Kesadaran
Pada tahun 2011, tiba-tiba ada kesadaran yang menyeruak di hatinya. Saat itu, ia ditunjuk oleh Kelurahan Penjaringan untuk menjadi kader lingkungan. Ia mengikuti penyuluhan tentang perilaku hidup sehat dan bersih. Seusai ikut penyuluhan itu, ia mendadak mendambakan lingkungan tempat tinggal yang bersih dan sehat.
Pada kesempatan lain pada tahun itu, ia juga tiba-tiba tersentuh ketika mengikuti sebuah pengajian.
"Saya ada dengar kata-kata dalam pengajian, begini, 'Telah terjadi kerusakan di daratan dan di lautan akibat ulah tangan manusia'. Dari situ, saya berpikir, ini harus ada perubahan, bagaimanapun caranya," kata Arsono.
Daripada mengutuk kegelapan, Arsono memilih menyalakan lilin. Hal paling mencolok yang ia lihat adalah soal tumpukan sampah yang menutupi air sungai. Niatnya hanya satu. Ia ingin sungai yang terletak sekitar 30 meter dari rumahnya bersih dari tumpukan sampah. Tumpukan sampah di sungai itu harus diangkut.
Bagaimana caranya? Muskil mengharapkan pemerintah setempat turun tangan. Daripada menunggu pemerintah memberi perhatian, ia memilih turun sendiri. Ia menyewa sampan nelayan seharga Rp 30.000.
Ada beberapa anak muda yang bersedia menemaninya turun pertama ke sungai. Sebagai imbalan, ia membelikan gorengan kepada anak-anak muda itu. Semua dari koceknya sendiri. Sehari-hari, Arsono dan istrinya berjualan kue jajanan pasar. Ia menitipkan kue-kuenya di sejumlah warung.
Namun, menyewa sampan itu hanya terjadi sekali. Berikutnya, tak ada nelayan yang mau menyewakan sampannya.

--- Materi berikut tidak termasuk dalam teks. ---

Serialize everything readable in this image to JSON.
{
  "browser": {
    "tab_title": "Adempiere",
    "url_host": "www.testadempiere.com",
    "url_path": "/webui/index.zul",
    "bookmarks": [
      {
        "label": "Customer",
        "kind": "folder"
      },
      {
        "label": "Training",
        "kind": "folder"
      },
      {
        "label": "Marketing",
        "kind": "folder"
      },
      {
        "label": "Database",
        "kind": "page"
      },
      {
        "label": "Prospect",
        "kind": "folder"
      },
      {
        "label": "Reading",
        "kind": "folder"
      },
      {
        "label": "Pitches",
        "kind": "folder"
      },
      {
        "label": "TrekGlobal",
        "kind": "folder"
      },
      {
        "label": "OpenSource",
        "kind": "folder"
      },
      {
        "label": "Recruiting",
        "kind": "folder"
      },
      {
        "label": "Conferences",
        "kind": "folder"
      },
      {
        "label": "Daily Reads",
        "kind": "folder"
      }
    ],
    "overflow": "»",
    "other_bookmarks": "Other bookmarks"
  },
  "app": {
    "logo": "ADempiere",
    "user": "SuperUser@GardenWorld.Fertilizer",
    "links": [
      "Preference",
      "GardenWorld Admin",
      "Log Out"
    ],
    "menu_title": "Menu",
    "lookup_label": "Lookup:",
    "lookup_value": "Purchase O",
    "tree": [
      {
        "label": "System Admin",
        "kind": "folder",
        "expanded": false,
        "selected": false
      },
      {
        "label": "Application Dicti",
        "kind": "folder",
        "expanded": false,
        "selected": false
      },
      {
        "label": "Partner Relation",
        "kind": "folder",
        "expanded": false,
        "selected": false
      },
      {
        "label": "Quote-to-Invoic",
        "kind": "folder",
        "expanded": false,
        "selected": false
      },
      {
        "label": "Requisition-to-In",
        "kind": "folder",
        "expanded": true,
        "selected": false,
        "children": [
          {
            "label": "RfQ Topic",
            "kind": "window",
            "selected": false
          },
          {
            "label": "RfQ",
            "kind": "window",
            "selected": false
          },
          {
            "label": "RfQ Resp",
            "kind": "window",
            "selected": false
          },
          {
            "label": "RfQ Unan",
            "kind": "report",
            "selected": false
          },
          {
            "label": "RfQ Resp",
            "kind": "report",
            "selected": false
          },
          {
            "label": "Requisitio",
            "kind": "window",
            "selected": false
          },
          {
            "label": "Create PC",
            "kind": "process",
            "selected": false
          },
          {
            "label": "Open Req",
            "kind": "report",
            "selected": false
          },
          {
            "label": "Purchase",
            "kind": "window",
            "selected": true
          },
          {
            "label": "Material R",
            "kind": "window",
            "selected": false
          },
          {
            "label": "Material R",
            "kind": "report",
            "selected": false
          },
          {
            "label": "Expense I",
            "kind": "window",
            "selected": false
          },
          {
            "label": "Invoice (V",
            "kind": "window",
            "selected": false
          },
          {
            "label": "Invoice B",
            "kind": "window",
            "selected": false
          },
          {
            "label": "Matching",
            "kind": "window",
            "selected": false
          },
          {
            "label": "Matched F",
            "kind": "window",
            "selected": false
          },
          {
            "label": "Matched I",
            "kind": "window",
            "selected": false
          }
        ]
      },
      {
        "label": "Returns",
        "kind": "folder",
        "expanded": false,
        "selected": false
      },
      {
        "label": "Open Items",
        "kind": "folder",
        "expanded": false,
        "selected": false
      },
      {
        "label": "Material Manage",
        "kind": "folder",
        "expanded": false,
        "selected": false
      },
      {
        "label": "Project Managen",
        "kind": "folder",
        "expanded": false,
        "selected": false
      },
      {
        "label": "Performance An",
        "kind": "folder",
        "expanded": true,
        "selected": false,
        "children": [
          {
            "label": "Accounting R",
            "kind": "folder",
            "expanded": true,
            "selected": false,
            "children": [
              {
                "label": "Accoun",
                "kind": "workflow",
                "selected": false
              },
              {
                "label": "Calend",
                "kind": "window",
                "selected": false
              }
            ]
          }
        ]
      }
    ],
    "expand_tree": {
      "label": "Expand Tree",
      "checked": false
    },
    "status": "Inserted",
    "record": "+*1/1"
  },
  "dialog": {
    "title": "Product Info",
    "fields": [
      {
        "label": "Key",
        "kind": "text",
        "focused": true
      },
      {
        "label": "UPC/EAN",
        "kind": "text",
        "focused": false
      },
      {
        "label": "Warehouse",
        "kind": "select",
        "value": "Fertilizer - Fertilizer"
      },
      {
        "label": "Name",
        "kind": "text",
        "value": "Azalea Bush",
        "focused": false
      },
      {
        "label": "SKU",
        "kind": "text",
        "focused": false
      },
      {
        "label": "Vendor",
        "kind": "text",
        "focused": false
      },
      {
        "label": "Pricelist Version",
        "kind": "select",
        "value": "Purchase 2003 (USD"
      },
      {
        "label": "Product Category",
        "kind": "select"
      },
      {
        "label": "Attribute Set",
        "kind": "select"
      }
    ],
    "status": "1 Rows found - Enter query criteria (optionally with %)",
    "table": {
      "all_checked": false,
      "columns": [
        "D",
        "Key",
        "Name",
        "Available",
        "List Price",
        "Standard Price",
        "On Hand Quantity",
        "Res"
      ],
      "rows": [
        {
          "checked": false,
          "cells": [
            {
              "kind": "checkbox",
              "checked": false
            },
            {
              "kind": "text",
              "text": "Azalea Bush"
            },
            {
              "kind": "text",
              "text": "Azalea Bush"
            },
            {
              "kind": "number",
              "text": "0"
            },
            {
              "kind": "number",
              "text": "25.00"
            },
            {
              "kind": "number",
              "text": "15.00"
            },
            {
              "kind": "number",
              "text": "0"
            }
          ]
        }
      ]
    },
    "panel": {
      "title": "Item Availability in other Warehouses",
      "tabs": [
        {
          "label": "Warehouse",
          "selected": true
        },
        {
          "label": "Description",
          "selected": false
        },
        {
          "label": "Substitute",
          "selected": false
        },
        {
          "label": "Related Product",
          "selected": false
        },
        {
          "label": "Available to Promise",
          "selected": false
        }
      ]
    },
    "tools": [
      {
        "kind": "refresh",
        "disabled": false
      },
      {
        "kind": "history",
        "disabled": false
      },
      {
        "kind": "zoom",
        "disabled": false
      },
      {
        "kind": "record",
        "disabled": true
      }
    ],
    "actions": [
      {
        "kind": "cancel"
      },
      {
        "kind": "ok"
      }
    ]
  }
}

"Tukang sampannya merasa rugi karena perahunya bau. Kita kan ambil sampah rumah tangga yang kadang-kadang ada popok, ada macam-macam, baulah," kata Arsono.
Tak ada sampan bukan berarti niatnya berhenti. Ia turun langsung ke sungai yang kotor, berbasah-basah mengarungi lautan sampah.
Keajaiban
Ketika tak ada nelayan yang mau menyewakan perahunya, keajaiban datang. Di Pelabuhan Sunda Kelapa, ia menemukan sebuah sampan fiber berwarna biru sepanjang dua meter teronggok. Di buritannya tertulis "Pemerintah Provinsi DKI Jakarta".
Nelayan di sana tidak tahu sampan itu milik siapa. Pihak kelurahan juga tidak mengakui sampan itu milik mereka. Ada yang mengatakan, sampan teronggok itu berasal dari Kepulauan Seribu.
Jadilah sampan yang "datang tiba-tiba" itu ia gunakan sebagai "kendaraan operasional" untuk membersihkan sampah.
"Akhirnya, saya bisa dapat sampan sendiri. Ukurannya dua meteran. Saya dapat sampan itu dari Kepulauan Seribu, nyasar kayaknya. Enggak ada yang pakai. Jadi, saya saja yang pakai," kata dia.